| Literature DB >> 31908728 |
Yougeesh Prabhakar1, Amandeep Goyal2, Nauman Khalid, Nitish Sharma3, Raj Nayyar1, David H Spodick4, Lovely Chhabra5.
Abstract
Pericardial decompression syndrome (PDS) is an infrequent, life-threatening complication following pericardial drainage for cardiac tamponade physiology. PDS usually develops after initial clinical improvement following pericardiocentesis and is significantly underreported and may be overlooked in the clinical practice. Although the precise mechanisms resulting in PDS are not well understood, this seems to be highly associated with patients who have some underlying ventricular dysfunction. Physicians performing pericardial drainage should be mindful of the risk factors associated with the procedure including the rare potential for the development of PDS. ©The Author(s) 2019. Published by Baishideng Publishing Group Inc. All rights reserved.Entities:
Keywords: Cardiac tamponade; Low cardiac output syndrome; Pericardial decompression syndrome; Pericardiocentesis; Pericardiostomy
Year: 2019 PMID: 31908728 PMCID: PMC6937413 DOI: 10.4330/wjc.v11.i12.282
Source DB: PubMed Journal: World J Cardiol
Figure 1Cardiac tamponade physiology. There is offset of the transmural pressure (intracardiac minus pericardial pressure) in cardiac tamponade. During inspiration, the right heart filling occurs at the expense of the left, so that its transmural pressure transiently improves and then reverts during expiration and this phenomenon is referred to as interventricular dependence.
Figure 2Pericardiocentesis. Emergent needle decompression of the pericardial fluid with pericardiocentesis is often required in tamponade as it helps in restoration of a normal transmural pressure and thus ultimately restores normal hemodynamics. Interventricular dependence has resolved with pericardial decompression.
Figure 3Pericardial decompression syndrome. Following the rapid removal of the pericardial fluid originally compressing the right sided chambers during tamponade, may lead to an increased venous return causing significant right ventricular expansion at the expense of the left chamber resulting in the reduced left ventricle volume/output and thus ensuing decompensated left heart failure and/or pulmonary edema. The rapid tamponade release is also followed by a net increase in the pulmonary venous return (left ventricular preload) while adaptive systemic vascular resistance (after-load) being still high and may result in preload/afterload mismatch thus precipitating an acute onset heart failure.
Figure 4Computed tomography.

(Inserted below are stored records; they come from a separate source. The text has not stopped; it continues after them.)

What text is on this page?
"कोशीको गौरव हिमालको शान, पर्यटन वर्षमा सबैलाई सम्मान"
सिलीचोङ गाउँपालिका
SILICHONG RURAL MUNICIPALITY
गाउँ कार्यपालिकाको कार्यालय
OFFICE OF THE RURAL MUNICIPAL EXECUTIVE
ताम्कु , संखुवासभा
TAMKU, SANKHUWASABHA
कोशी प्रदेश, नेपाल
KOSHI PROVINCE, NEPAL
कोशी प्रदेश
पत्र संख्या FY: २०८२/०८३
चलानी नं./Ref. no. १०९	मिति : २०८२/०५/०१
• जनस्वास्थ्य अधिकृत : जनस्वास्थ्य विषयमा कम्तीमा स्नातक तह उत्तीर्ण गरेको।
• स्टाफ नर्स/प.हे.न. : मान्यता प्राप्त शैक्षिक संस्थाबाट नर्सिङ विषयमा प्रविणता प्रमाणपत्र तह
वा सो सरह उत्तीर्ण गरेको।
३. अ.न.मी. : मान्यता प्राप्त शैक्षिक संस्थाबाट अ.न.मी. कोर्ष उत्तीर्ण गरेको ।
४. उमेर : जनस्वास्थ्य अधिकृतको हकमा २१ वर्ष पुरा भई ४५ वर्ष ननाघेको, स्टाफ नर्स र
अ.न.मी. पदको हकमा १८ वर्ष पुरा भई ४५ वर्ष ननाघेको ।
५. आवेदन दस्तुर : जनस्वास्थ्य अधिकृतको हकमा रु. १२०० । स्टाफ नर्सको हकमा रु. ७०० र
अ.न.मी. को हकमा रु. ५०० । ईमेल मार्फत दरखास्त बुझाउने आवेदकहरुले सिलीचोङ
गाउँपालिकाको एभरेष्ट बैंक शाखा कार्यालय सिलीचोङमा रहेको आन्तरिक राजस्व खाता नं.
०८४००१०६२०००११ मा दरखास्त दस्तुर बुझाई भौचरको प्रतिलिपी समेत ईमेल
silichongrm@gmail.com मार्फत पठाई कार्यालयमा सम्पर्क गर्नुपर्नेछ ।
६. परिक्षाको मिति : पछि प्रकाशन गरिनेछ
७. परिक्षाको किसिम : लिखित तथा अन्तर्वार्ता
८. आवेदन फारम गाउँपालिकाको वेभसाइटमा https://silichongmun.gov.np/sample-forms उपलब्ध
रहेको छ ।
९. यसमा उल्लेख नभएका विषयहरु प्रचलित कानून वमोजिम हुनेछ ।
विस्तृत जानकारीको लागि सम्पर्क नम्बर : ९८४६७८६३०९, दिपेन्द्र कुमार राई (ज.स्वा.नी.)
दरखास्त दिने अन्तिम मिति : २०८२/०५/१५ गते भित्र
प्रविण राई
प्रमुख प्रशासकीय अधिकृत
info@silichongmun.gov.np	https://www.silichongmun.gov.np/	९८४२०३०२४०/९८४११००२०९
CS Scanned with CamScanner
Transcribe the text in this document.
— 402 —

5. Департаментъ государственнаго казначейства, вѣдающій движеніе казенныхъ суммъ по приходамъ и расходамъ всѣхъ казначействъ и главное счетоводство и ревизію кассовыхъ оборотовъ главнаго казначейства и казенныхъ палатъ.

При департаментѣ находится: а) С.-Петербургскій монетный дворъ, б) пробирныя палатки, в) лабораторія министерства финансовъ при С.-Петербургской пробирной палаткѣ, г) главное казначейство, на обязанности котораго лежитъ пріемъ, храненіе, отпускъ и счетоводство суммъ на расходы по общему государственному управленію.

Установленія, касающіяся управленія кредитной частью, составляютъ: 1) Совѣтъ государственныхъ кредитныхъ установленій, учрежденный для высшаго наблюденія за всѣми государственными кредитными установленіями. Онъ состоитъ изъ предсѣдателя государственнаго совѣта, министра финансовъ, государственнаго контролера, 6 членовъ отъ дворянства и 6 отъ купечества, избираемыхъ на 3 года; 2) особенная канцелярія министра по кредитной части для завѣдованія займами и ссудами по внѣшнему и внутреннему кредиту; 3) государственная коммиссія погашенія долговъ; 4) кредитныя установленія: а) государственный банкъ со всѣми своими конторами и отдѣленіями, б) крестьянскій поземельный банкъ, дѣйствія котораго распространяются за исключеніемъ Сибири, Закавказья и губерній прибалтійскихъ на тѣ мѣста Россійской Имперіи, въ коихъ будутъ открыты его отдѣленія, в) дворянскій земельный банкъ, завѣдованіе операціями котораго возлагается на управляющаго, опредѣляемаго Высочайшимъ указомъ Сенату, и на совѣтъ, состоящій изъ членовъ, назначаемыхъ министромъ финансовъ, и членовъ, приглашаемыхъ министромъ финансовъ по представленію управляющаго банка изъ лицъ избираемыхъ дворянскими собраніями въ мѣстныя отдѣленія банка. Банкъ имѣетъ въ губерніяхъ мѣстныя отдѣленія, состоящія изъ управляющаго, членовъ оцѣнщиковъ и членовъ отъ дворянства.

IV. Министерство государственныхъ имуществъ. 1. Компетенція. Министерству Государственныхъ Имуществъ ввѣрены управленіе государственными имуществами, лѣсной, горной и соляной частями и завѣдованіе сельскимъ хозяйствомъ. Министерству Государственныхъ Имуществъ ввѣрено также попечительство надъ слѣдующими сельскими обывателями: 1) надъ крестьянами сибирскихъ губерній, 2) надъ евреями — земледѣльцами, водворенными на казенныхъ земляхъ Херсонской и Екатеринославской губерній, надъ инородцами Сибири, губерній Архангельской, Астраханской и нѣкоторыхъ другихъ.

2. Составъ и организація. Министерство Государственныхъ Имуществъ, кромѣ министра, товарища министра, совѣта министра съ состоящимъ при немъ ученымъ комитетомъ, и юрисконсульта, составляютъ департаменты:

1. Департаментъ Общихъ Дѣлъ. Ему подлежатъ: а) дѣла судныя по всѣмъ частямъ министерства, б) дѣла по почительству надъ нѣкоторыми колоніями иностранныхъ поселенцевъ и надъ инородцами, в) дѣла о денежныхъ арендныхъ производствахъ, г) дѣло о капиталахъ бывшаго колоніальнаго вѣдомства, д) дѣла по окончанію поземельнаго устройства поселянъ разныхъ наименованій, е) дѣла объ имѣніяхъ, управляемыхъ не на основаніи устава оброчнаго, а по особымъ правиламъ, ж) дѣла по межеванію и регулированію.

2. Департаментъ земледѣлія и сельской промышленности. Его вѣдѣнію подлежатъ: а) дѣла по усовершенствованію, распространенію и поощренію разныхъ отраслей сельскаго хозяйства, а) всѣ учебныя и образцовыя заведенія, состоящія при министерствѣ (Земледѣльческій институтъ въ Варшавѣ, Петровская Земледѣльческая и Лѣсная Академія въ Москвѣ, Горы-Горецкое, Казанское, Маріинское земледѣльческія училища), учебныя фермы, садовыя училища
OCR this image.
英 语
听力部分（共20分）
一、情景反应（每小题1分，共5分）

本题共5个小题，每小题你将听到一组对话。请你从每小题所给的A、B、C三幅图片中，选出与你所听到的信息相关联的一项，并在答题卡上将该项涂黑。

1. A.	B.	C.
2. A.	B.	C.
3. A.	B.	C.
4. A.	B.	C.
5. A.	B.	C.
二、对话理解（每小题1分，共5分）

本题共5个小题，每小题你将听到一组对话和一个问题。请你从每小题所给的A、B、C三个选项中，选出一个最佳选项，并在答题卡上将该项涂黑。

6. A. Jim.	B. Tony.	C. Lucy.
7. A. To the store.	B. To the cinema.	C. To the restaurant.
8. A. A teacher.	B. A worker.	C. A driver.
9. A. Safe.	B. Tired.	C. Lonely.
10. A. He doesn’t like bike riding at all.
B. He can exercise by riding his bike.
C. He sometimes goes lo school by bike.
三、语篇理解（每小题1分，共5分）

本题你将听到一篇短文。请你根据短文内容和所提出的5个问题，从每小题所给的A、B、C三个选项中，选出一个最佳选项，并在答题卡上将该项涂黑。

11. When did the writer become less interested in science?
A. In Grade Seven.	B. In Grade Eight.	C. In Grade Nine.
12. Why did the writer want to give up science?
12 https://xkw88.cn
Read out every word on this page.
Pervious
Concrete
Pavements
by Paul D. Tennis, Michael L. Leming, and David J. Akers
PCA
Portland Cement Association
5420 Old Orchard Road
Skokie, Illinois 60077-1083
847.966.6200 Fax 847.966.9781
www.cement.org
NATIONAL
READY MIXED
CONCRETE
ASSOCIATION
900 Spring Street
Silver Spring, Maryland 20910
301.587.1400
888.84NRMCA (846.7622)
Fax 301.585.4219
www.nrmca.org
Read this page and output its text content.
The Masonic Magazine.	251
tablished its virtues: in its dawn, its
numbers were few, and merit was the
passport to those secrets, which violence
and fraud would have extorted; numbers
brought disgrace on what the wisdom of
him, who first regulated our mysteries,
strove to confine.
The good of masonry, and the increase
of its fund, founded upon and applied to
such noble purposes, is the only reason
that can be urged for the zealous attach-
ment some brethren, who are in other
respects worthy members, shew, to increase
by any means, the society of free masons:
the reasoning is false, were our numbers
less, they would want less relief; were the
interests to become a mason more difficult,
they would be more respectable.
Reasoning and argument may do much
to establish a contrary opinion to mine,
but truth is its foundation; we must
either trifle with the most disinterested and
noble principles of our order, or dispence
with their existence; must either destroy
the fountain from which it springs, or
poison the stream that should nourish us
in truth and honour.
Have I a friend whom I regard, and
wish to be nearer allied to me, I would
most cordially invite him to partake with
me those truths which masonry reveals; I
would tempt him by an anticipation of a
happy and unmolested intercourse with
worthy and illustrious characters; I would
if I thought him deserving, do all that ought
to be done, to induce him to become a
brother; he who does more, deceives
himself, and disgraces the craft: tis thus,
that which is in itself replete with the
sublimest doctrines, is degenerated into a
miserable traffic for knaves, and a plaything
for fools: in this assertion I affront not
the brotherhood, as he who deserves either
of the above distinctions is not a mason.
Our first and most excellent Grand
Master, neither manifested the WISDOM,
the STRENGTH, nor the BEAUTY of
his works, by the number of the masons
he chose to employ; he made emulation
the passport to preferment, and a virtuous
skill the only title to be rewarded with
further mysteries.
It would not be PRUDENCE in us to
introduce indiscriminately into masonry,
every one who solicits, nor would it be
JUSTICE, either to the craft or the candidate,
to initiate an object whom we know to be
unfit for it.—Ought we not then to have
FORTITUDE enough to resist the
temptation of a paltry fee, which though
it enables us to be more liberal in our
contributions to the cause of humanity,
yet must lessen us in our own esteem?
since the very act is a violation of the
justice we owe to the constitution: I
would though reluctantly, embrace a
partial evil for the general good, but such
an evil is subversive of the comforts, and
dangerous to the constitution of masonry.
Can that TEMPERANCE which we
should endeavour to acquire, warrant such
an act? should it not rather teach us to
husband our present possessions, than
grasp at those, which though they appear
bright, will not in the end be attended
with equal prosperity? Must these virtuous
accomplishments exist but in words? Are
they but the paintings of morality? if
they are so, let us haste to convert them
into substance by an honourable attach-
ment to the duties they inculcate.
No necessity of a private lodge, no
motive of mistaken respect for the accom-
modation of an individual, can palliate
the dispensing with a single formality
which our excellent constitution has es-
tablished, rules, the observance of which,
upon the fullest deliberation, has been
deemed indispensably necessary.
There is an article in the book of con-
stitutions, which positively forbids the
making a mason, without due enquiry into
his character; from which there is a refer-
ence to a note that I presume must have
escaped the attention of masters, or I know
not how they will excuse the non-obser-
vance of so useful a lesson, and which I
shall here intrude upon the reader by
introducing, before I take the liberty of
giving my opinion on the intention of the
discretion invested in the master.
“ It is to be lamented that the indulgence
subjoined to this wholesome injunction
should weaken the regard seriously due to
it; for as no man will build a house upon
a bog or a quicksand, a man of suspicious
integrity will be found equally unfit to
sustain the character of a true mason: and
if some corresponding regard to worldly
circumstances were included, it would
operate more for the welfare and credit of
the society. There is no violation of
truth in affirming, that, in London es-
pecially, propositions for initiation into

A: Off-axis 4-chamber view of transthoracic echocardiogram demonstrates a large circumferential pericardial effusion (marked by *) with evidence of end diastolic right chamber compression (marked by red arrow) and normal left ventricular ejection fraction. Swinging heart sign was also noted which is used to describe pendular swinging of the heart inside the pericardial space and is associated with a large pericardial effusion; B: 4-chamber view (mirror-view) demonstrates RA inversion, RV diastolic compression (marked by red arrows) and the swinging heart sign; C: Limited surface echocardiogram after pericardiocentesis demonstrated interval resolution of pericardial effusion and mild to moderately dilated right ventricle with mild RV hypokinesis and septal shift towards the left ventricle(as marked by red arrow). Patient demonstrated paradoxical worsening of blood pressure. Rapid pericardial fluid decompression may have resulted in paradoxical worsening of hemodynamics likely secondary to a combination of two factors: the first being a sudden increase in the venous return with still relatively higher systemic vascular resistance posing to a preload-afterload mismatch (hemodynamic hypothesis) and secondly likely being focal RV hypokinesis, predisposed by an increased sympathetic tone; D: A repeat echocardiogram on day 5 demonstrated normalized ventricular function. RV: Right ventricular; LV: Left ventricular; RA: Right atrial; LA: Left atrial.